The vanilla_percentage parameter controls interpolation between PELT and SeGD:

# Pure PELT (exact, slower)
result = fastcpd(data, family="binomial", vanilla_percentage=1.0)

# Pure SeGD (fast, approximate)
result = fastcpd(data, family="binomial", vanilla_percentage=0.0)

# Hybrid (50% PELT warmup, 50% SeGD)
result = fastcpd(data, family="binomial", vanilla_percentage=0.5)

How It Works:

  1. Run PELT on first \(\lfloor \alpha \cdot n \rfloor\) samples where \(\alpha = \text{vanilla\_percentage}\)

  2. Use PELT solution to warm-start SeGD

  3. Run SeGD on remaining \((1-\alpha) \cdot n\) samples

Model Selection

Penalty Parameter β

Information Criteria:

\[\text{BIC:} \quad \beta = \frac{p \log(n)}{2}\]
\[\text{MBIC:} \quad \beta = \frac{(p + 2) \log(n)}{2}\]
\[\text{MDL:} \quad \beta = \frac{p \log(n)}{2}\]

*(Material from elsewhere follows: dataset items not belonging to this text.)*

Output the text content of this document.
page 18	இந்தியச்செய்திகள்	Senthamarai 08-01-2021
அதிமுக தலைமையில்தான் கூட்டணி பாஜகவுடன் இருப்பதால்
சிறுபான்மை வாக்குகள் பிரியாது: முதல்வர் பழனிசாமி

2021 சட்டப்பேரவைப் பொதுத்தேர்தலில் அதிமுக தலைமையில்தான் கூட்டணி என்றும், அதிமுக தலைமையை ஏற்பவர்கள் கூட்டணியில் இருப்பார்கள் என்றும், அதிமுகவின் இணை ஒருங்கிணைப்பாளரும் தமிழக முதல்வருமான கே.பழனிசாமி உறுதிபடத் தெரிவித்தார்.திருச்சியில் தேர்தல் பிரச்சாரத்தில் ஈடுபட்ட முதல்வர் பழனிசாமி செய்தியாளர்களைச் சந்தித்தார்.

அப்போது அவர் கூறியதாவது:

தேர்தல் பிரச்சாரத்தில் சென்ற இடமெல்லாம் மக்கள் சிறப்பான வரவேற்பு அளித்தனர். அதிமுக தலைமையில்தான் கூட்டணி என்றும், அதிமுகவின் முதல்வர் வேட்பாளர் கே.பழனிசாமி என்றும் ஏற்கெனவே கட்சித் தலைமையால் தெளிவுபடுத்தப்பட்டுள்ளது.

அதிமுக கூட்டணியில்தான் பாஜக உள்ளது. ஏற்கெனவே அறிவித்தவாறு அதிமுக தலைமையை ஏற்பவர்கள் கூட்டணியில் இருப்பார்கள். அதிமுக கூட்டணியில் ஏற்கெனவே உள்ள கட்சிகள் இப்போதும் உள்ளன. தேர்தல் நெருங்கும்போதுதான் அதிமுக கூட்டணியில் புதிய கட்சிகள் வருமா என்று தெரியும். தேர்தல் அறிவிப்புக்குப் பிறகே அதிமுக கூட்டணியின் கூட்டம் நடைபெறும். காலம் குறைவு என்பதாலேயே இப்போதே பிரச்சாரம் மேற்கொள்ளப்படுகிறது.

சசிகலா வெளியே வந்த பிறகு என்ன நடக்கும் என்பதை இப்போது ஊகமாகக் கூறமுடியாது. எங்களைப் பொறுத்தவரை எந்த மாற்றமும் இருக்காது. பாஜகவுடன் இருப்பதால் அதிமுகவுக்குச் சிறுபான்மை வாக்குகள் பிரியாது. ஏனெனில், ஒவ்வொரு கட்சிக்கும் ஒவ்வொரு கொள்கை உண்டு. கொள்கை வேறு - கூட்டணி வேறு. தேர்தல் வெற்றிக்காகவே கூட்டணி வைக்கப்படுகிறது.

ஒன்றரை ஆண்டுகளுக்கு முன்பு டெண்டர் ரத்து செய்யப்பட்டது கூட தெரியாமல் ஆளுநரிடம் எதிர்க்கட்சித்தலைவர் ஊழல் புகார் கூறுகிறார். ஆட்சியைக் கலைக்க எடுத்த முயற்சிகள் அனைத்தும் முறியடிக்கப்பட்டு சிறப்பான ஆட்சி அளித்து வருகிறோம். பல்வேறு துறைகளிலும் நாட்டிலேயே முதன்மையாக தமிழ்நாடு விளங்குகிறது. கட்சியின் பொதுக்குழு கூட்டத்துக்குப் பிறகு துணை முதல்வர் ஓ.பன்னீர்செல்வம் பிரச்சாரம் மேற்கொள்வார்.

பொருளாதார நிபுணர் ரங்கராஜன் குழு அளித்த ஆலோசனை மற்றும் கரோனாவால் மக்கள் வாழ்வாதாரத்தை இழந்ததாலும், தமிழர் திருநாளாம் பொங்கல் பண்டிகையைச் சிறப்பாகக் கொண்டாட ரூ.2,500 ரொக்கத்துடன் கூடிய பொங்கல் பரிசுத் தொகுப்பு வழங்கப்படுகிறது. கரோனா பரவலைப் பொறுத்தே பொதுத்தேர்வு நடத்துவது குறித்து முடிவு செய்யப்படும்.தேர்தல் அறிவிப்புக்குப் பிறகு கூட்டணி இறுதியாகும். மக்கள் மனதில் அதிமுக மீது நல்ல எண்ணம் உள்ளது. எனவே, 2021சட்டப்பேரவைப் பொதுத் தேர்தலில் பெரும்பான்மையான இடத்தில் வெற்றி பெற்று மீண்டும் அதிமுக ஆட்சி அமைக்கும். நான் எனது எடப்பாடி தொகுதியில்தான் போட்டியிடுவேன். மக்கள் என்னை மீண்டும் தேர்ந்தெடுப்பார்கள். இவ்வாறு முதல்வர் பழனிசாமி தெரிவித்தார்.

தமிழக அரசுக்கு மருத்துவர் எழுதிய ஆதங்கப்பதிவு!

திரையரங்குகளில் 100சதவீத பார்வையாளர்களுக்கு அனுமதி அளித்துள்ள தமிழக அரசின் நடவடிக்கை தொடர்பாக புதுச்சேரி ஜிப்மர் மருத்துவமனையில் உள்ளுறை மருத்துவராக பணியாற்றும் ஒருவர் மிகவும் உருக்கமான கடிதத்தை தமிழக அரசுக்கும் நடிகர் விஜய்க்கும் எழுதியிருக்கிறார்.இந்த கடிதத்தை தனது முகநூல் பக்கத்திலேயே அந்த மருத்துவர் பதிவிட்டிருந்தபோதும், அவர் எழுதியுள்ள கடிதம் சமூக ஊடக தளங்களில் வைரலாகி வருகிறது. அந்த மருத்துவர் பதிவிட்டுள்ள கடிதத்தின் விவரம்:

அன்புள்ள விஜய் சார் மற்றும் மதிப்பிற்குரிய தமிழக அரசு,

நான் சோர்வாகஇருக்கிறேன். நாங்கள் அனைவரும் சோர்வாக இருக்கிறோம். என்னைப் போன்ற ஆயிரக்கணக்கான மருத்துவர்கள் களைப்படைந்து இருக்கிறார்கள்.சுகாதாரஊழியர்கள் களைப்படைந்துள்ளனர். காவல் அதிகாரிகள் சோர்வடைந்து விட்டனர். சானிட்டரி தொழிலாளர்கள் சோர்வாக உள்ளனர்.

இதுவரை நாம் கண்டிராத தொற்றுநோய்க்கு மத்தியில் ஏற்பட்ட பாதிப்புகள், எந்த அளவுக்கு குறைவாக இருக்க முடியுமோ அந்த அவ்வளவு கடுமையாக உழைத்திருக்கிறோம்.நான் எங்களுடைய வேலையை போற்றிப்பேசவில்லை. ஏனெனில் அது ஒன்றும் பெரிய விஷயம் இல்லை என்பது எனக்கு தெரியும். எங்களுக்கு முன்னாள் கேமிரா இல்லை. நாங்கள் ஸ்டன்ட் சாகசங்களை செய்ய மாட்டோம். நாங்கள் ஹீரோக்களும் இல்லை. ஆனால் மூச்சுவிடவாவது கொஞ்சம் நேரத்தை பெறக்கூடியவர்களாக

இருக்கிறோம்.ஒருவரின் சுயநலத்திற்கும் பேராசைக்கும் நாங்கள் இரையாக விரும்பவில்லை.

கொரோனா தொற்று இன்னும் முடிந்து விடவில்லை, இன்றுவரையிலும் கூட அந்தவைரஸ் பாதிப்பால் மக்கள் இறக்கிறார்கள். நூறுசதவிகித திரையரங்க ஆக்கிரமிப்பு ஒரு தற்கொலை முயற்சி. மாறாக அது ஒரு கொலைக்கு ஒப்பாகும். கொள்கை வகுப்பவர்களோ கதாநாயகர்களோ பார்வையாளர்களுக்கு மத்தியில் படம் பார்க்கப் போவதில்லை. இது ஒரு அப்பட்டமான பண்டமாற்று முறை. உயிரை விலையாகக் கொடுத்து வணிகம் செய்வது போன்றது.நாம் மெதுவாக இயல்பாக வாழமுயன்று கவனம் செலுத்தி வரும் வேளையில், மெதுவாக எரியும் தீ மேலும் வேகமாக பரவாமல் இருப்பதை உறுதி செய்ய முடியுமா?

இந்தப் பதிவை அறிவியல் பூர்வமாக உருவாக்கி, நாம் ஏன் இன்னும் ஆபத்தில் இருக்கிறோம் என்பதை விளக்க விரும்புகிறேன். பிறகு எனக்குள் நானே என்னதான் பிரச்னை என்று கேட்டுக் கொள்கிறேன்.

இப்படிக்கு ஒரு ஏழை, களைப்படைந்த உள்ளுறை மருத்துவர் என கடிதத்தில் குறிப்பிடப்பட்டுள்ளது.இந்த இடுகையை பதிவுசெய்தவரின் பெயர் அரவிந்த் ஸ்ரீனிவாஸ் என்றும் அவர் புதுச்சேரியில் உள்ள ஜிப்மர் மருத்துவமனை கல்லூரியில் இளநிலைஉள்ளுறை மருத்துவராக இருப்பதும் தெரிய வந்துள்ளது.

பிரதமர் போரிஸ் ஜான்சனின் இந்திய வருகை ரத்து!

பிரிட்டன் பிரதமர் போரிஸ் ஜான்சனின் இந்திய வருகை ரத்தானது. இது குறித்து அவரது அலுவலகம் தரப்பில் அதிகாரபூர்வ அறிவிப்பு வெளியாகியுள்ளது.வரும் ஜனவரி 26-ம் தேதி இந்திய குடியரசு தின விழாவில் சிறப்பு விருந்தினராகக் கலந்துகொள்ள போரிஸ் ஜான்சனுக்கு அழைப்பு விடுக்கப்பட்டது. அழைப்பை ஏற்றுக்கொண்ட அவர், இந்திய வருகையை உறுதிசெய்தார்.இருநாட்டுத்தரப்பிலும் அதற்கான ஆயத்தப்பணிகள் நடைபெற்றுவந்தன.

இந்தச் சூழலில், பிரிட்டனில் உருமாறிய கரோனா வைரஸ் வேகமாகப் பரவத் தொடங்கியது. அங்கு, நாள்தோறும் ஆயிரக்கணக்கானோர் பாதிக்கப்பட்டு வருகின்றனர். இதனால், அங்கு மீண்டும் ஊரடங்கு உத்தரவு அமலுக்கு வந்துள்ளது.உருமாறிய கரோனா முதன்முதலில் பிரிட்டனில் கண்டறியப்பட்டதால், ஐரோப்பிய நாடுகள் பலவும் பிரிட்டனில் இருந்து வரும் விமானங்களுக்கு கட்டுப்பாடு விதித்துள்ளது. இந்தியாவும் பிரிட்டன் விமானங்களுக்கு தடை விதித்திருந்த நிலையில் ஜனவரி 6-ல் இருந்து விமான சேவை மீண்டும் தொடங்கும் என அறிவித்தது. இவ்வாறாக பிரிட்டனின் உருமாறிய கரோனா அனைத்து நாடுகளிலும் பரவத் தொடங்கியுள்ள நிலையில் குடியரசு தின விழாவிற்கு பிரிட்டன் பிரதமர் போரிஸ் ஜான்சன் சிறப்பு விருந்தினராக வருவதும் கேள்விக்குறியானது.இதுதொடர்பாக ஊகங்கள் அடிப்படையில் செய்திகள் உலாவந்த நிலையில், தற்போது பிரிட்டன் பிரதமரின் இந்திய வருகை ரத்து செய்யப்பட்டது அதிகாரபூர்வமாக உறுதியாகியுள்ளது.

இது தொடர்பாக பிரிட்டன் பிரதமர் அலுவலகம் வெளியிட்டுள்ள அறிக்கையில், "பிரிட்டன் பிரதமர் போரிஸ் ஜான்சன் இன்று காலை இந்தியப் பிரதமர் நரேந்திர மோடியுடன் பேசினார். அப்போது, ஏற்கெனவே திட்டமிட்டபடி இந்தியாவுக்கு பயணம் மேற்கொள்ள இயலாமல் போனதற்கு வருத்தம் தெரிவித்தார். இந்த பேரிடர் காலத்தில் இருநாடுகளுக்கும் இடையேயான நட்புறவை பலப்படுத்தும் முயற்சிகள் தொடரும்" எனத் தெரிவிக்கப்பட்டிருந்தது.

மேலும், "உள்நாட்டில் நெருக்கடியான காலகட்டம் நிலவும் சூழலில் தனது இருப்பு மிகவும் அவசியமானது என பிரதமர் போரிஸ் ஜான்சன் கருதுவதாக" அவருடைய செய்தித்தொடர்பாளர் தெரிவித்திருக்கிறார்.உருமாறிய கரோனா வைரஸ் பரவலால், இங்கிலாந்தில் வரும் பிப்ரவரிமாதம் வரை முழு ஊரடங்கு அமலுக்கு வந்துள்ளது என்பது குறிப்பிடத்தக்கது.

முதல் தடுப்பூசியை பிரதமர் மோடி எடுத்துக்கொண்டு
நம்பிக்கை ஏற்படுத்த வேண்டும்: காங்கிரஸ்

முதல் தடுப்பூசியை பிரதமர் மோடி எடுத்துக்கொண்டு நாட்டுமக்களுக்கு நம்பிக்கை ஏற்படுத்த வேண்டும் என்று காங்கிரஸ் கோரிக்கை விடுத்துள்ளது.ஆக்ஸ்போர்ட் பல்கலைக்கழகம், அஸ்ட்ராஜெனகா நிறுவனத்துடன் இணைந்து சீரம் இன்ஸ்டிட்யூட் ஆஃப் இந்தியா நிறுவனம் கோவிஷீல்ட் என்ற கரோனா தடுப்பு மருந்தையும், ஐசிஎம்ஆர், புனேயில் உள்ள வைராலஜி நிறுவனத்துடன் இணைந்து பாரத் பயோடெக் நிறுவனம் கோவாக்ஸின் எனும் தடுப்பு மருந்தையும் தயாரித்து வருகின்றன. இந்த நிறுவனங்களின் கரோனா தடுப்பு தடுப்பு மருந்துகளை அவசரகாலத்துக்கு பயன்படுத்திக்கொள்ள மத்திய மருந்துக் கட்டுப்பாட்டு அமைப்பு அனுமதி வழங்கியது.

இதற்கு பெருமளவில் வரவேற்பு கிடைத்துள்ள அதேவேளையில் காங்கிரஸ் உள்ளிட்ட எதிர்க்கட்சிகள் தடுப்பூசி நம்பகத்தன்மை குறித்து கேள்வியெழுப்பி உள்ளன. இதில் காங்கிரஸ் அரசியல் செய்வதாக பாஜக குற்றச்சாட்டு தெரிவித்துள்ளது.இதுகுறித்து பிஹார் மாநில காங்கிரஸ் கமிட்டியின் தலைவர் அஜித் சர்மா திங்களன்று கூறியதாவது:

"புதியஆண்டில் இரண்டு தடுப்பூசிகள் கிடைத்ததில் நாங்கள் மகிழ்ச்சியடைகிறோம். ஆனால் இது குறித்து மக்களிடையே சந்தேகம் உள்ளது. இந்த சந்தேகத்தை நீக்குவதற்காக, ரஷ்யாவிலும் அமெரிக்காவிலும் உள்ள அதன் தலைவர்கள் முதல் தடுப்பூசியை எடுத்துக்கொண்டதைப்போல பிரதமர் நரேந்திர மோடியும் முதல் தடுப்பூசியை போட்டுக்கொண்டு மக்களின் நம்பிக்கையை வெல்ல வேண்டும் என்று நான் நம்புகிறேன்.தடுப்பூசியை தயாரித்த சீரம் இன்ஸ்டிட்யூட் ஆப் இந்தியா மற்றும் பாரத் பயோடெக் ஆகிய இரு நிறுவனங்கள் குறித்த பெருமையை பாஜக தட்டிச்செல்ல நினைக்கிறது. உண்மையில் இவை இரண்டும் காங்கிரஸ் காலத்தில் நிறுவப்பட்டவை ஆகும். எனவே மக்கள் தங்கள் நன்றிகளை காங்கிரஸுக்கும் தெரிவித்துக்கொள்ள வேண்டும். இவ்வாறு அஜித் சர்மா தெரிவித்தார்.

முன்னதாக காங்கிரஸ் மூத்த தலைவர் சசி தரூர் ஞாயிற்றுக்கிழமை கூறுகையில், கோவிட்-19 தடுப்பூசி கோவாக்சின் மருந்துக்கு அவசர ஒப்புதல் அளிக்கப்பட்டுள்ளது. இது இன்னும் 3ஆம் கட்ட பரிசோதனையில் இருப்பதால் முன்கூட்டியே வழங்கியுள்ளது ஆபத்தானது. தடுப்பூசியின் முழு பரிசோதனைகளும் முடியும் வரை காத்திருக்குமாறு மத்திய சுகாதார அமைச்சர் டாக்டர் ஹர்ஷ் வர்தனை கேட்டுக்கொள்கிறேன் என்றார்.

where \(p\) is the number of parameters per segment and \(n\) is the sample size.

References

[Killick2012]

Killick, R., Fearnhead, P., & Eckley, I. A. (2012). Optimal detection of changepoints with a linear computational cost. Journal of the American Statistical Association, 107(500), 1590-1598.

[Zhang2024]

Zhang, X., & Dawn, T. (2024). Sequential Gradient Descent and Quasi-Newton’s Method for Change-Point Analysis. arXiv:2404.05933v1.